In November 1950, the Barrier Miner reported that Otto’s store was the target of a robbery.
“Thieves who entered the store of Otto Holten in South Broken Hill on Thursday night chose some valuable goods,” the report said.
“They stole a Browning automatic double barrel shotgun, a Richard Burton double barrel shotgun and a single barrel shotgun of the same make.
“The thieves removed the glass from a roof skylight to gain entrance.”
In 1971, Otto’s probate went in the New South Wales Government Gazette, it was reported that “Otto Herman Holten, late of Broken Hill, retired hardware merchant died 10th July 1971; probate of the will dated 20th November 1952, was granted 23rd November 1971”.
In a 2009 blog post Coast – Desert Artists – Poppy Benton and Jen Mallinson were two of four artists from the Far South Coast of NSW who travelled to Broken Hill for a six-week residency with the Broken Hill Art Exchange.
They wrote about Otto’s Danish Castle in their blog.
“Today we visited a bizarre but interesting place,” the post said.
“Burnt out relics, which left us puzzled and confused. We had too many questions not to do a little research and find out what it was all about.
“It’s been said that you could get anything ‘from a needle to an anchor’ at Otto Holten’s hardware store.
“He created a thriving business that sold anything and everything for over 50 years. He built his own house and shop on the same large block in the predominantly migrant area of the South Broken Hill.
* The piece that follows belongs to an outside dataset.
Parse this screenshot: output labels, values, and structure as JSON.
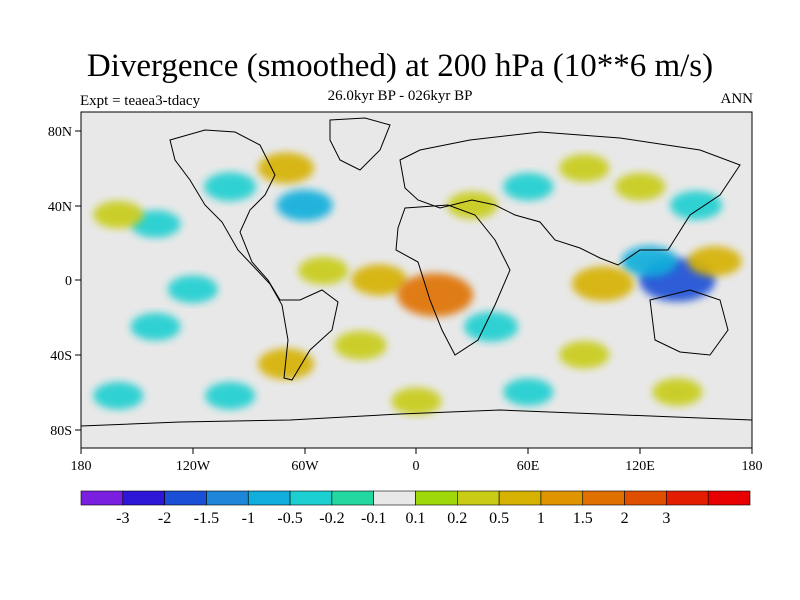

“The house, an astonishing replica of a Danish castle, was destroyed in a storm.
“The shop, a rambling, ad hoc building described as a ‘rabbit warren’ was affectionately known as the grotto.
“Defying union rules, he traded seven days a week, providing the materials needed to build the many houses that sprang up in the area during the mining boom.
“A union dispute marked the end of Otto’s business, and the old man died soon after the shop was burnt to the ground in the 1970s.”